Speeding up elasticsearch more_like_this query


I was interested in fetching similar documents for a given input document (similar to KNN). As vectorizing documents (using doc2vec) that are not similar in sizes would result in inconsistent document vectors, and then computing a vector for the user's input (which maybe just a few terms/sentences compared the docs on which the doc2vec model was trained on where each doc would consist of 100s or 1000s of words) trying to find k-Nearest Neighbours would produce incorrect results due to lack of features.

Hence, I went ahead with using more_like_this query, which does a similar job compared to kNN, irrespective of the size of the user's input, since I'm interested in analyzing only text fields.

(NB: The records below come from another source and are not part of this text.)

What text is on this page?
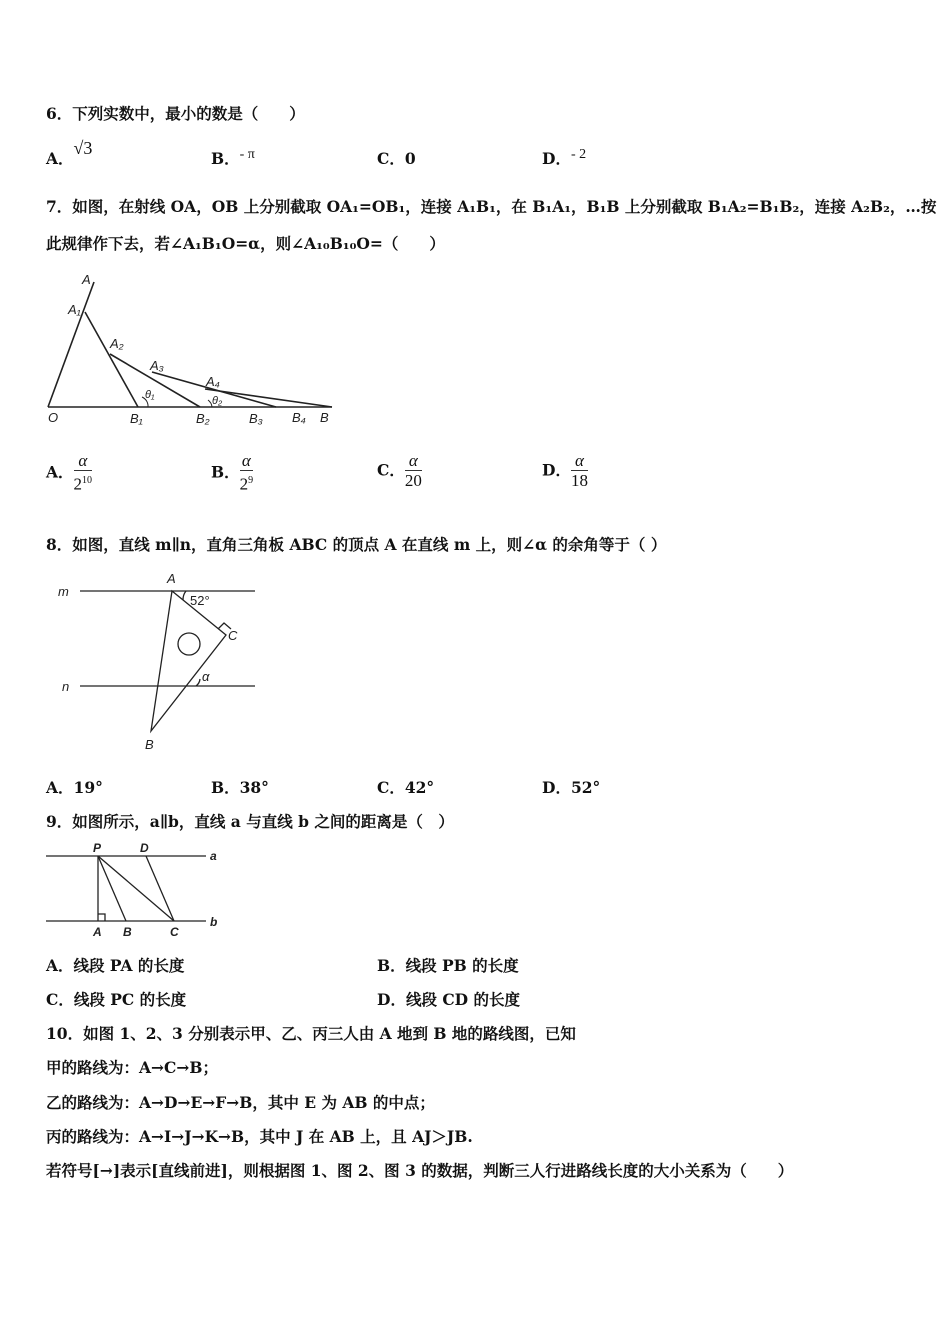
6．下列实数中，最小的数是（　　）
A．√3
B．- π	C．0	D．- 2
7．如图，在射线 OA，OB 上分别截取 OA₁=OB₁，连接 A₁B₁，在 B₁A₁，B₁B 上分别截取 B₁A₂=B₁B₂，连接 A₂B₂，…按
此规律作下去，若∠A₁B₁O=α，则∠A₁₀B₁₀O=（　　）
A
A₁
A₂
A₃
A₄
θ₁	θ₂
O	B₁	B₂	B₃ B₄ B
A． $\frac{\alpha}{2^{10}}$	B． $\frac{\alpha}{2^9}$	C． $\frac{\alpha}{20}$	D． $\frac{\alpha}{18}$
8．如图，直线 m∥n，直角三角板 ABC 的顶点 A 在直线 m 上，则∠α 的余角等于（ ）
m
n
A
B
C
52°
α
A．19°	B．38°	C．42°	D．52°
9．如图所示，a∥b，直线 a 与直线 b 之间的距离是（　）
P	D
a
A B	C
b
A．线段 PA 的长度	B．线段 PB 的长度
C．线段 PC 的长度	D．线段 CD 的长度
10．如图 1、2、3 分别表示甲、乙、丙三人由 A 地到 B 地的路线图，已知
甲的路线为：A→C→B；
乙的路线为：A→D→E→F→B，其中 E 为 AB 的中点；
丙的路线为：A→I→J→K→B，其中 J 在 AB 上，且 AJ＞JB.
若符号[→]表示[直线前进]，则根据图 1、图 2、图 3 的数据，判断三人行进路线长度的大小关系为（　　）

But I was concerned about the performance when I have millions of documents indexed in elasticsearch. The documentation says that using term_vector to store the term vectors at the index time can speed up the analysis. But what I don't understand is which type of term vector the documentation refers to in this context. As there are three different types of term vectors: term information, term statistics, and field statistics. And term statistics and field statistics compute the frequency of the terms with respect to other documents in the index, wouldn't these vectors be outdated when I introduce new documents in the index. Hence I presume that the more_like_this documentation refers to the term information (which is the information of the terms in one particular document irrespective of the others).

Can anyone let me know if computing only the term information vector at the index time is sufficient to speed up more_like_this?


Solution

  • There shouldn't be any worries about term vectors being outdated, since they are stored for every document, so they will be updated respectively.

    For More Like This it will be enough just to have term_vectors:yes, you don't need to have offsets and positions. So, if you don't plan using highlighting, you should be fine with just default one.

    So, for your text field, you would need to have mappings like this and it will be enough to speed up MLT execution:

    {
      "mappings": {
        "properties": {
          "text": {
            "type":        "text",
            "term_vector": "yes"
          }
        }
      }
    }